On Sunday, China’s official news agency said the US was resorting to an old habit of deflecting blame on to China.

“This has become a common practice – whenever the [US] economy is slow, whenever an election is nearing, voices in the United States pressing for the rise of the renminbi are all over,” Xinhua said in a commentary.

Although the legislation has been drawn more tightly than previous such bills, which simply proposed levying an across-the-board tariff on Chinese imports, many trade lawyers think it would still be vulnerable to legal challenge at the World Trade Organisation.

The Obama administration has maintained pressure on Beijing to allow its currency to appreciate, while also shifting the emphasis in bilateral talks to other issues, such as state subsidies and government procurement in China.

Administration officials have pointed to the fact that the renminbi has been appreciating at an annualised rate of about 10 per cent this year against the dollar, once China’s high inflation is taken into account.

China still tightly manages its currency, buying all the dollars that flow into the country and then reinvesting them abroad, largely in US-denominated assets such a Treasury bills.

The Peterson Institute for International Economics estimates this policy, which has left China with swollen foreign exchange holdings of $3,200bn, costs Beijing about $240bn a year.

“To put this cost in perspective, $240bn is considerably larger than China’s trade surplus of $183bn last year and is about 4 per cent of China’s GDP in 2010,” according to a paper by the institute’s Joseph Gagnon.

“Moreover, this cost does not include the implicit tax on the banking system associated with China’s reserve holdings, which are passed on to Chinese households through depressed interest rates on savings deposits.”

With the presidential election looming in the US next year, and anti-China sentiment running deep across large swathes of the public, the White House may find itself under pressure to adopt a tougher approach.

In an unusual act of defiance, the Democratic-controlled Senate has chosen to consider the China currency legislation before debating Barack Obama’s $447bn jobs programme, the president’s top domestic priority.

Assuming the Senate passes the legislation, the White House’s ability to skirt a tough decision on whether to veto the bill depends on the Republican-controlled house.

“The delicate handling of the China issue depends on a relationship of trust between House Republicans and the White House, and so we’re in trouble,” says Phil Levy, a trade policy analyst at the American Enterprise Institute.

So far, House Republicans have been reluctant to take up China currency legislation in this Congress, even though some in their party supported a similar bill that passed in the lower chamber last year.

One House Republican aide said he did not think it would be brought for a vote “anytime soon”.

A spokesman for Dave Camp, the chairman of the ways and means committee who backed last year’s House bill against China, said: “While currency is certainly an issue, solely looking at currency manipulation misses the larger points.

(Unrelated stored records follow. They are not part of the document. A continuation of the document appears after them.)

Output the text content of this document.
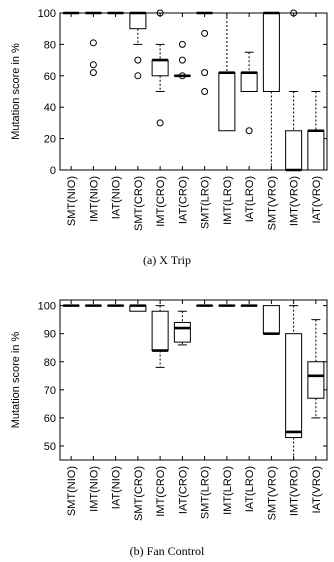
0
20
40
60
80
100
Mutation score in %
SMT(NIO) IMT(NIO) IAT(NIO) SMT(CRO) IMT(CRO) IAT(CRO) SMT(LRO) IMT(LRO) IAT(LRO) SMT(VRO) IMT(VRO) IAT(VRO)
(a) X Trip
50
60
70
80
90
100
Mutation score in %
SMT(NIO) IMT(NIO) IAT(NIO) SMT(CRO) IMT(CRO) IAT(CRO) SMT(LRO) IMT(LRO) IAT(LRO) SMT(VRO) IMT(VRO) IAT(VRO)
(b) Fan Control
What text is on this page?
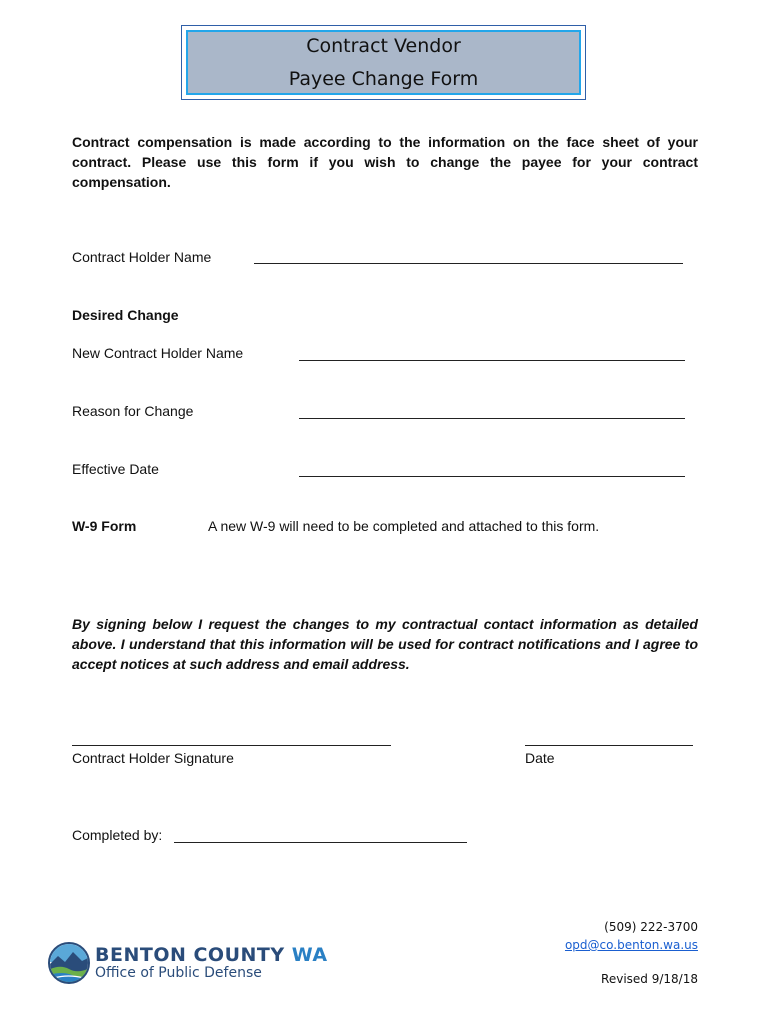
Contract Vendor
Payee Change Form
Contract compensation is made according to the information on the face sheet of your contract. Please use this form if you wish to change the payee for your contract compensation.
Contract Holder Name
Desired Change
New Contract Holder Name
Reason for Change
Effective Date
W-9 Form	A new W-9 will need to be completed and attached to this form.
By signing below I request the changes to my contractual contact information as detailed above. I understand that this information will be used for contract notifications and I agree to accept notices at such address and email address.
Contract Holder Signature	Date
Completed by:
BENTON COUNTY WA
Office of Public Defense
(509) 222-3700
opd@co.benton.wa.us
Revised 9/18/18
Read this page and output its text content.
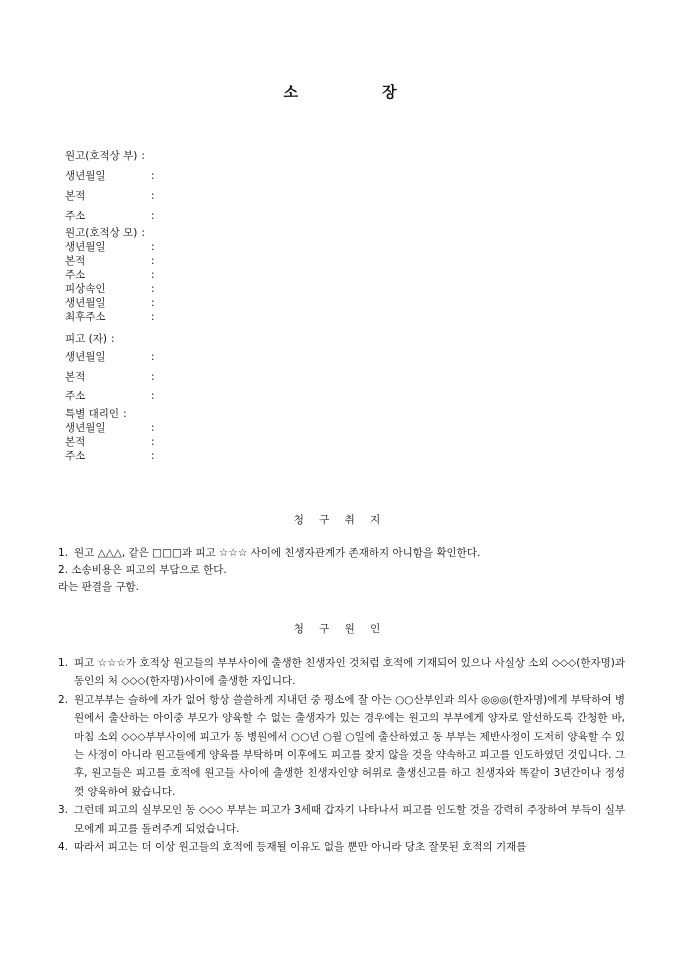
소	장
원고(호적상 부) :
생년월일	:
본적	:
주소	:
원고(호적상 모) :
생년월일	:
본적	:
주소	:
피상속인	:
생년월일	:
최후주소	:
피고 (자) :
생년월일	:
본적	:
주소	:
특별 대리인 :
생년월일	:
본적	:
주소	:
청 구 취 지
1. 원고 △△△, 같은 □□□과 피고 ☆☆☆ 사이에 친생자관계가 존재하지 아니함을 확인한다.
2. 소송비용은 피고의 부담으로 한다.
라는 판결을 구함.
청 구 원 인
1. 피고 ☆☆☆가 호적상 원고들의 부부사이에 출생한 친생자인 것처럼 호적에 기재되어 있으나 사실상 소외 ◇◇◇(한자명)과 동인의 처 ◇◇◇(한자명)사이에 출생한 자입니다.
2. 원고부부는 슬하에 자가 없어 항상 쓸쓸하게 지내던 중 평소에 잘 아는 ○○산부인과 의사 ◎◎◎(한자명)에게 부탁하여 병원에서 출산하는 아이중 부모가 양육할 수 없는 출생자가 있는 경우에는 원고의 부부에게 양자로 알선하도록 간청한 바, 마침 소외 ◇◇◇부부사이에 피고가 동 병원에서 ○○년 ○월 ○일에 출산하였고 동 부부는 제반사정이 도저히 양육할 수 있는 사정이 아니라 원고들에게 양육를 부탁하며 이후에도 피고를 찾지 않을 것을 약속하고 피고를 인도하였던 것입니다. 그 후, 원고들은 피고를 호적에 원고들 사이에 출생한 친생자인양 허위로 출생신고를 하고 친생자와 똑같이 3년간이나 정성껏 양육하여 왔습니다.
3. 그런데 피고의 실부모인 동 ◇◇◇ 부부는 피고가 3세때 갑자기 나타나서 피고를 인도할 것을 강력히 주장하여 부득이 실부모에게 피고를 돌려주게 되었습니다.
4. 따라서 피고는 더 이상 원고들의 호적에 등재될 이유도 없을 뿐만 아니라 당초 잘못된 호적의 기재를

Camp will continue looking aggressively at China’s abuses this fall.”

But that could change – especially if Republicans opposed to trade liberalisation raise their voices and the echoes of the campaign trail become louder.

Mitt Romney, a leading Republican contender for the presidency, has been highly critical of China on trade.

Ryan McConaghy, an economic policy analyst at Third Way, a centrist Democratic think-tank, does not see the issue causing such dramatic political problems.

“It’s more of a timing issue. They are trying to stay on message with jobs. I don’t think it’s necessarily the case that they don’t want to see it come to [Mr Obama’s] desk,” he said.